Pour les vins issus du Nouveau Monde, peux-t-on parler de «vrais terroirs»? Je n’en suis pas encore convaincu. À la limite, je m’accorderai avec ceux qui défendraient l’idée de «nouveaux terroirs», surtout si les cépages autochtones y offrent le meilleur d’eux-mêmes. Or de grandes fortunes nous imposent, le plus souvent, des assemblages davantage marketing que géographiquement authentiques. Car là, plus qu’ailleurs, la viticulture est devenue une industrie chimique standardisée qui permet à la vigne d’accoucher de vertus que Dame Nature a «injustement» réservées pour d’autres latitudes.
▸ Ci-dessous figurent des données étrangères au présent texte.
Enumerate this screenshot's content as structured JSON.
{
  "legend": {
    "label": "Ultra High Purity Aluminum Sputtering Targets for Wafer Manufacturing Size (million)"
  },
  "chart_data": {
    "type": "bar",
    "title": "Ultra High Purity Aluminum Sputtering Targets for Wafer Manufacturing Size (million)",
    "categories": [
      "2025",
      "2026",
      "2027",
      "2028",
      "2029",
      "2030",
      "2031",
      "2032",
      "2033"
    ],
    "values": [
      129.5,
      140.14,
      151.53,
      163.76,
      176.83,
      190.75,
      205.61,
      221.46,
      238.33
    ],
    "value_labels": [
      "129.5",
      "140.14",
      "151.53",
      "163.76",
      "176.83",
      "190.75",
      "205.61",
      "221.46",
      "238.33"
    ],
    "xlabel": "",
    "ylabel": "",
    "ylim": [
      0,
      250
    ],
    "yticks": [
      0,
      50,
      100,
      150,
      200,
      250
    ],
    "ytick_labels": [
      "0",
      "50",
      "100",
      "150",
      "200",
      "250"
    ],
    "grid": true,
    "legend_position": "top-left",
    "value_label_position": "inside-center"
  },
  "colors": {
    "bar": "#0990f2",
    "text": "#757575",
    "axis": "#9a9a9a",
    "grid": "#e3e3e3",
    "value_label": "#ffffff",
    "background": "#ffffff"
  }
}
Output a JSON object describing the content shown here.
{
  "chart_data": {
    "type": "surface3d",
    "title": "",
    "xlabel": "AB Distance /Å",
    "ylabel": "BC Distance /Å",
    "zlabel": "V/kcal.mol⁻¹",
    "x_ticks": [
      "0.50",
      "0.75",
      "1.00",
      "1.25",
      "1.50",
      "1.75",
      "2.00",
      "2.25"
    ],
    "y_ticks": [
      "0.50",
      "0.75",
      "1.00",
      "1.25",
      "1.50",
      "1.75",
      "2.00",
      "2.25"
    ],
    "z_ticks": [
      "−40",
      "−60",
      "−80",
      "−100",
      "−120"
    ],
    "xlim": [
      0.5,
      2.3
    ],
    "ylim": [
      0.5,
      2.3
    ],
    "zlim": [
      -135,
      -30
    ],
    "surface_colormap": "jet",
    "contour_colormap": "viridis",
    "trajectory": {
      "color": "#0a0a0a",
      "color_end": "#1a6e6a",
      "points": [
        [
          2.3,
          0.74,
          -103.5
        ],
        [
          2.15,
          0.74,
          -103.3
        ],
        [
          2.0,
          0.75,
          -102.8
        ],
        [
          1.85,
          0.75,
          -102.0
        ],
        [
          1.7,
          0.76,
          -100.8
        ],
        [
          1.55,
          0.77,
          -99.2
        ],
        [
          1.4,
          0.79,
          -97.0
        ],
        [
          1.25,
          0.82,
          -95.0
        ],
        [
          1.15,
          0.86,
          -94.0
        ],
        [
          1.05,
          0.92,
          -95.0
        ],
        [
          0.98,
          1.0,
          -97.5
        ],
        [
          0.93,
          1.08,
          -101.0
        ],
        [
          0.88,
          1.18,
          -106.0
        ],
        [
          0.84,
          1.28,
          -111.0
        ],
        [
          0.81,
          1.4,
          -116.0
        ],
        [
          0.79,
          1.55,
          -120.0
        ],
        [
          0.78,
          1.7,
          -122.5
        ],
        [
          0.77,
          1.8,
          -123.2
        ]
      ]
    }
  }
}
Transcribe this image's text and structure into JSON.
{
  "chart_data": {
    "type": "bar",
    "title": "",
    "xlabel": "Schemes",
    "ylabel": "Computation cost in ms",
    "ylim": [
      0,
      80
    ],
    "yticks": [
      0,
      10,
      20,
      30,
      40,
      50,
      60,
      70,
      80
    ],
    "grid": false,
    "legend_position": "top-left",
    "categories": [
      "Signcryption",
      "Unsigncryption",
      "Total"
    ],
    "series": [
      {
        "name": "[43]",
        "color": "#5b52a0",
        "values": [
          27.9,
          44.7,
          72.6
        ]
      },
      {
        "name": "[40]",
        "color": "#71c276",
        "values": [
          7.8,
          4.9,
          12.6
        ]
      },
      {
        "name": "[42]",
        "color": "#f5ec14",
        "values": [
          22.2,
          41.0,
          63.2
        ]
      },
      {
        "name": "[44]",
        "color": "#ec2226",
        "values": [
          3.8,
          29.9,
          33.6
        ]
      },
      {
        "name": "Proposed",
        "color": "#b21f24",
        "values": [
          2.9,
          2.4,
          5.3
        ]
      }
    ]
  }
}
Sans vouloir généraliser, les techniques viticoles, vinicoles et la mercatique sont partout poussées à l’extrême pour rejoindre le plus grand nombre. Mais ne vous méprenez pas, j’ai définitivement de l’admiration pour tous ces pionniers qui ont fait le pari de la vigne aux antipodes. Plus encore, je leur suis reconnaissant d’avoir trouvé la recette magique du vin de tous les jours, facile et sans complexe dans tous les sens du terme: un pays, une région (souvent de plusieurs centaines de km?), un cépage ou un assemblage dont les canons de la renommée ont traversé depuis bien longtempsles océans.
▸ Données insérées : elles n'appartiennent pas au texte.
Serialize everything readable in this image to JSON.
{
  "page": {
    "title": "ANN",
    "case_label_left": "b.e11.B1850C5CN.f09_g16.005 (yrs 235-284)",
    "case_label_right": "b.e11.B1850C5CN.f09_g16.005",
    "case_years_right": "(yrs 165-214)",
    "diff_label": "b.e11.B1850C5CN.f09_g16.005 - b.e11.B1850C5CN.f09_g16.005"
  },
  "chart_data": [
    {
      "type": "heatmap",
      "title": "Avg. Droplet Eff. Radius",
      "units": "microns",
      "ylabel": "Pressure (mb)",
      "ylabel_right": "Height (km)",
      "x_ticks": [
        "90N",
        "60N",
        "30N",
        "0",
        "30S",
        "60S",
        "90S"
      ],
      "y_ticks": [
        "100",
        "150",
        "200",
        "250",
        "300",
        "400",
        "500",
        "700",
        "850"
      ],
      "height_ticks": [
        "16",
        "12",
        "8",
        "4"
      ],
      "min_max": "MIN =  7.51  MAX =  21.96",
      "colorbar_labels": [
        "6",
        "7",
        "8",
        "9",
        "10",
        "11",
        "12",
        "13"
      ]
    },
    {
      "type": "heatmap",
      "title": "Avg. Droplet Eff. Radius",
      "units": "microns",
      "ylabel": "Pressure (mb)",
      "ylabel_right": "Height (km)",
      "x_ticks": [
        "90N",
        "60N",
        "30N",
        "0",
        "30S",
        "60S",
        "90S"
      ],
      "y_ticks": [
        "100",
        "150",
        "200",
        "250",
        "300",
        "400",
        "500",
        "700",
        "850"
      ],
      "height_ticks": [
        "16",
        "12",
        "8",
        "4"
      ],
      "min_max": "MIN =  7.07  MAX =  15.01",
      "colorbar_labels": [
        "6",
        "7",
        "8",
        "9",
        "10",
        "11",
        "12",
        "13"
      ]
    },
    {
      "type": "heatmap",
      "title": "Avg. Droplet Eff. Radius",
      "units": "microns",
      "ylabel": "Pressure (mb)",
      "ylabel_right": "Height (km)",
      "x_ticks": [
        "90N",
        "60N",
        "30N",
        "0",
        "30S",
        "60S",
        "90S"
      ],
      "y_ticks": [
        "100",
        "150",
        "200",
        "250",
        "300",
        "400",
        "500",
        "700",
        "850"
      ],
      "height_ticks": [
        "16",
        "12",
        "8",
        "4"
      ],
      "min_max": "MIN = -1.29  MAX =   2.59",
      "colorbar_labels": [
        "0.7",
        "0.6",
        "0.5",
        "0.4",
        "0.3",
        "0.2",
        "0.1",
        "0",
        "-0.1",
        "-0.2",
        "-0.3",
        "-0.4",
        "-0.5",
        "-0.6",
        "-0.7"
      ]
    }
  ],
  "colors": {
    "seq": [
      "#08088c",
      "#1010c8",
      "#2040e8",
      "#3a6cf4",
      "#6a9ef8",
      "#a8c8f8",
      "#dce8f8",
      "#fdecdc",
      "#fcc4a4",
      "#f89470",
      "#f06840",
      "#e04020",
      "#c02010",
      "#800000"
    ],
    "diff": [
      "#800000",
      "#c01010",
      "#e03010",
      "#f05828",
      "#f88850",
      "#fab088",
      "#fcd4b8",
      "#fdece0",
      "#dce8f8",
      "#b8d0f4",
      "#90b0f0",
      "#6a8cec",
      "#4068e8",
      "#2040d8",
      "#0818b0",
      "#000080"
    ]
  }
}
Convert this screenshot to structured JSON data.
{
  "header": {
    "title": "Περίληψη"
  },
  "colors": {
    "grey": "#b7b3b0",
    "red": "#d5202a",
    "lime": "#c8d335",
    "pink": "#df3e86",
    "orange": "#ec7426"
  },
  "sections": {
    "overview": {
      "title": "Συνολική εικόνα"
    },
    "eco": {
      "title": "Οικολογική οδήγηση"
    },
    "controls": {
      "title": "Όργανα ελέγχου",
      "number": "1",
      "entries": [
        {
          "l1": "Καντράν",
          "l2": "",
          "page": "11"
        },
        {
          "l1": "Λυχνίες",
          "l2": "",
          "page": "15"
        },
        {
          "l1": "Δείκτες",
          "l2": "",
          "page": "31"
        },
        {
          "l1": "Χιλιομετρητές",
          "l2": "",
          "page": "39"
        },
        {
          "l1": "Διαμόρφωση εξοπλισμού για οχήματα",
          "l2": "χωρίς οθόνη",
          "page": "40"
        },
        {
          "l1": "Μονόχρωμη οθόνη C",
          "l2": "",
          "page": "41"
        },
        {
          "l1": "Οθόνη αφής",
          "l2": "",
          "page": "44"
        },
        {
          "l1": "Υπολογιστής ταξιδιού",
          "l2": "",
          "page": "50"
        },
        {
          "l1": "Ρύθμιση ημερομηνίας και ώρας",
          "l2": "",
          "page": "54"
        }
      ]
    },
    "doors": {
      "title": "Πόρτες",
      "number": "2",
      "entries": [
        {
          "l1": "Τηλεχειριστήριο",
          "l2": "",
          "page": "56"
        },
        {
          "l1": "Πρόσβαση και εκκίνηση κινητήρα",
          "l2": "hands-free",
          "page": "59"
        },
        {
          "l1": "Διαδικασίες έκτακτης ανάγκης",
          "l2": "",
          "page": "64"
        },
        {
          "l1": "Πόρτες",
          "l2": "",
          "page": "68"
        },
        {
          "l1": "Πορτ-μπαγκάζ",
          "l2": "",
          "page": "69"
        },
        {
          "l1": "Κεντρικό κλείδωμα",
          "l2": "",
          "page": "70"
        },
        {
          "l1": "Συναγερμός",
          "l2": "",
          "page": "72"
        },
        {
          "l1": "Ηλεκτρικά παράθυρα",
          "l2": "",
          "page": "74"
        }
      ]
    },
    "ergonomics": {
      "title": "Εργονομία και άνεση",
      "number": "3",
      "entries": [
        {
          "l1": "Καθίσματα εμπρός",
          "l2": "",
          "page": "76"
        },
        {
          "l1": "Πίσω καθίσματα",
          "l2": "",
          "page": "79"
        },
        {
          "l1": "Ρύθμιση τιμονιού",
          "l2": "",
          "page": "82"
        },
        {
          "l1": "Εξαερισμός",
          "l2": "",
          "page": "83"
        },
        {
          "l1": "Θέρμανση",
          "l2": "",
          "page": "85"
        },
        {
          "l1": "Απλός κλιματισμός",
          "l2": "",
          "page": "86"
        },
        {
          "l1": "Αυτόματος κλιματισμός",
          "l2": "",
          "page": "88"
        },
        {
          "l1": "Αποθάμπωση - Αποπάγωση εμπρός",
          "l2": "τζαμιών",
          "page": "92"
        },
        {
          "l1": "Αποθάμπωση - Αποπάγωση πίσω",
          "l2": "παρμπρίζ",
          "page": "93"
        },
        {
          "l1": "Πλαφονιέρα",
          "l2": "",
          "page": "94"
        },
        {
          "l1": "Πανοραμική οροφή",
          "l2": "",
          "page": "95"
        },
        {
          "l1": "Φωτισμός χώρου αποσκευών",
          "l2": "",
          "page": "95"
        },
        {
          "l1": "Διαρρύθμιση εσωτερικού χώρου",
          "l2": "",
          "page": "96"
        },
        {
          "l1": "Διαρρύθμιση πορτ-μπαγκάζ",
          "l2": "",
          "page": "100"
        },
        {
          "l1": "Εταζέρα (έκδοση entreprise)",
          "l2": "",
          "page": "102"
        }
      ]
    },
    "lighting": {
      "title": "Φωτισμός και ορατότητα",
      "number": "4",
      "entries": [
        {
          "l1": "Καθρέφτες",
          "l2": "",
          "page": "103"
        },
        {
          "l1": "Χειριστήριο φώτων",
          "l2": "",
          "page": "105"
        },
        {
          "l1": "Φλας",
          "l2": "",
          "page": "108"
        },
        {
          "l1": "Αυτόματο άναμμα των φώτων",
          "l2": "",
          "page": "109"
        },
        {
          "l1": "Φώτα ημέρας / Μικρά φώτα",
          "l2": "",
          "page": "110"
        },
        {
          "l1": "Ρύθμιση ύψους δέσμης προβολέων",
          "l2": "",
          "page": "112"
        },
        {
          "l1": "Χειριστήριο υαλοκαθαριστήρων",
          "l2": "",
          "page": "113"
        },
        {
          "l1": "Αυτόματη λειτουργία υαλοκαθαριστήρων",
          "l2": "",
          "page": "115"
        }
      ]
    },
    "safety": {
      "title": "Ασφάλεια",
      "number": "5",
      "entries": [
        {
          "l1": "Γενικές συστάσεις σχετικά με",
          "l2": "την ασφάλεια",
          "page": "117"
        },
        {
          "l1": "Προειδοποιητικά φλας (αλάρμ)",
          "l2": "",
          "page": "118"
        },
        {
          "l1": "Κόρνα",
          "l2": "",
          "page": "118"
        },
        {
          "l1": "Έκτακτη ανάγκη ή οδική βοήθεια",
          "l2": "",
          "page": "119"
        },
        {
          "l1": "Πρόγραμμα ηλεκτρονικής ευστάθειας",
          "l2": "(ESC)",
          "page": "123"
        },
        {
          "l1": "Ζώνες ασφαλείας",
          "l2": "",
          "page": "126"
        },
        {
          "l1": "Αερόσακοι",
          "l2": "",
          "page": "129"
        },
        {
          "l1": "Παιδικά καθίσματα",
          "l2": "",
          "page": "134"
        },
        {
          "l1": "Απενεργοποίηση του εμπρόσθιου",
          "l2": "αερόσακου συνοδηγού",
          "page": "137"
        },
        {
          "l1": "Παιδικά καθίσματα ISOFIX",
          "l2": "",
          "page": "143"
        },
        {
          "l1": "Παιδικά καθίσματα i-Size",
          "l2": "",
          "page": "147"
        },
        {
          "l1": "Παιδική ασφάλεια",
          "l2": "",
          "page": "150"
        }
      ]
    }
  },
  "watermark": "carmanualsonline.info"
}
En même temps, je ne porterai pas le flanc à la généralisation. Mes sens sont au garde à vous devant un verre de chardonnay néo-zélandais. Mon palais s’extasie face à certains vieux Pinots Noirs de l’Oregon. Mais pour tout le reste ou presque, je préfère pour les belles occasions, la complexité et l’expression d’un bon vieux terroir au saccharose facile. Je préfère l’original à la copie.

Pour conclure, j’ai très envie d’évoquer une dégustation avec Lianne Castravelli, sommelière du Beaver Club, et brillante lauréate de la médaille d’argent du grand concours international des sommeliers qui se tenait en Allemagne le mois dernier. Je lui présentait ce lundi de janvier, une dizaine de grands vins de Bordeaux. Par jeux, et par bonheur, j’alternais un vin de la rive à droite (région de Saint-Émilion) avec un vin de la rive gauche (Médoc et Pessac-Léognan). A chaque vin, nous poussez des ailes. Nous traversions les jalles, la Dordogne et le fleuve, les coteaux et les vallons de la Gironde. Les yeux dans nos verres, nos sens s’imprégnaient de Saint-Estèphe, interprétaient Pauillac avant de supplier Pomerol de nous livrer les secrets de sa délicatesse. Nos papilles s’appropriaient Saint-Julien, s’abandonnaient à Fronsac. Nos mémoires comparatives décidaient de reprendre halène tout près des jeunes vignes du Domaine de Chevalier à Pessac-Léognan pour succomber au souffle d’un Grand Cru de Saint-émilion. Vous l’avez compris, cette partie de ping-pong entre la rive gauche et la rive droite nous a permis de classer, d’organiser, de fixer les caractéristiques propres de chacune des appellations d’origines contrôlées qui délimitent – et protègent – l’identité des vrais terroirs.